Once in England, the coffee was distributed throughout the coffee houses of London. These coffee houses served, as students at Queen Mary University of London argue in a statement regarding the areas history, as “local financial markets connecting goods and capital streams with seekers, which only helped facilitate slavery and amplify the exploitation of Black slaves” through their treatment as commodities. Advertisements offering rewards for the capture of runaway slaves were plastered over many a coffee house wall, one offering a 10-shilling reward for the return of “a negro boy named James” who had run away from his “owners.”

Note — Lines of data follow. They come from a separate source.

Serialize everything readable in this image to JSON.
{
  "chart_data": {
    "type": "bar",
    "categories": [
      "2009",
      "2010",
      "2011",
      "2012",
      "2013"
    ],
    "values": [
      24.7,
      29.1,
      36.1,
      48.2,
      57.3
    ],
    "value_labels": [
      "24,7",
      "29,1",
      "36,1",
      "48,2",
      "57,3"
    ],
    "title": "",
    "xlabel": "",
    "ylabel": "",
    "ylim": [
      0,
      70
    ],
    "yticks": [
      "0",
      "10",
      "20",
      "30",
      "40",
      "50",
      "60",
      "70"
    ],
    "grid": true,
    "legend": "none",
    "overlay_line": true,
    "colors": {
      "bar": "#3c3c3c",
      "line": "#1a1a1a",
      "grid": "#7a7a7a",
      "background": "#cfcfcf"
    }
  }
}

In a curious juxtaposition to such inhumanity, 17th-century coffee houses were referred to as “penny universities” which could deliver an education to visiting customers with discussions commonly ranging from poetry to politics. Of course, it was in these universities where the abolition debate was taken up.
This fact means the issues surrounding coffee and London’s legacy of slavery are not clear cut. One of London’s most prominent slave traders, George Hibbert, led the construction of the West India Docks. He grew immensely wealthy on the back of his trade in slaves, who were sent to his plantations to grow coffee for consumption in London; but he used this money to fund numerous charitable causes including hospitals, poor relief, and founding the Royal National Lifeboat Institution. Danielle Thom, former Curator of Making at Museum of London, clarifies in an interview,“such was the reach of the slave economy, and so heavily intergrated was it into British life that seemingly innocuous things like botany or hospitals were funded by it,” illustrating just how complex slavery and coffee’s legacy is and continues to be in Britain.
It is this legacy today that seeks to be reclaimed by Black-owned coffee houses and cafés throughout London. Many of these are featured on Black Owned London, a website that allows customers to easily identify them and give them a platform on which to express their views. Businesses such as Saint Aymes, which is a Black-owned coffee shop run by two sisters, Michela and Lois Wilson, create, as they say, “a truly special space for Black customers looking to escape into excellence in the heart of London.”
Another Black-owned coffee house owner, who wishes to be referred to as Joe, states that his coffee shop is a way for him to “reclaim his ancestry.” His ancestors worked on Caribbean plantations and he feels that “Black people need to reclaim their legacy in London and make sure people know that coffee houses were founded on slavery—or else how can we learn from our past?”
His is a view shared by historian Bita, who hopes that a new slavery tour of London, hosted by herself and Six in the City, will “bring this hidden history to the wider public attention.”
Today, this public attention has, however, raised its own issues with some people arguing that descendents of slaves brought to Britain or made to work in coffee plantations against their will should be compensated. Those who owned slaves were compensated when the Slavery Abolition Act was established. Companies such as the Greene King brewery received compensation as former slave owners, but they have “promised to pay back large sums to Black ethnic communities to make amends.” Nick Mackenzie, Greene King’s chief executive, says while he “doesn’t have all the answers, it is inexcusable that one of our founders profited from slavery and argued against its abolition in the 1800s.”
This money, Black Lives Matter argues, should be used to “reclaim the London legacy of slavery and be used by Black people to found coffee shops of their own—places where debate is welcome.”
There are no easy answers, but the presence of Black-owned coffee houses to inform and table such debates can only be a good thing, enabling and facilitating debates on the subject across large swathes of society.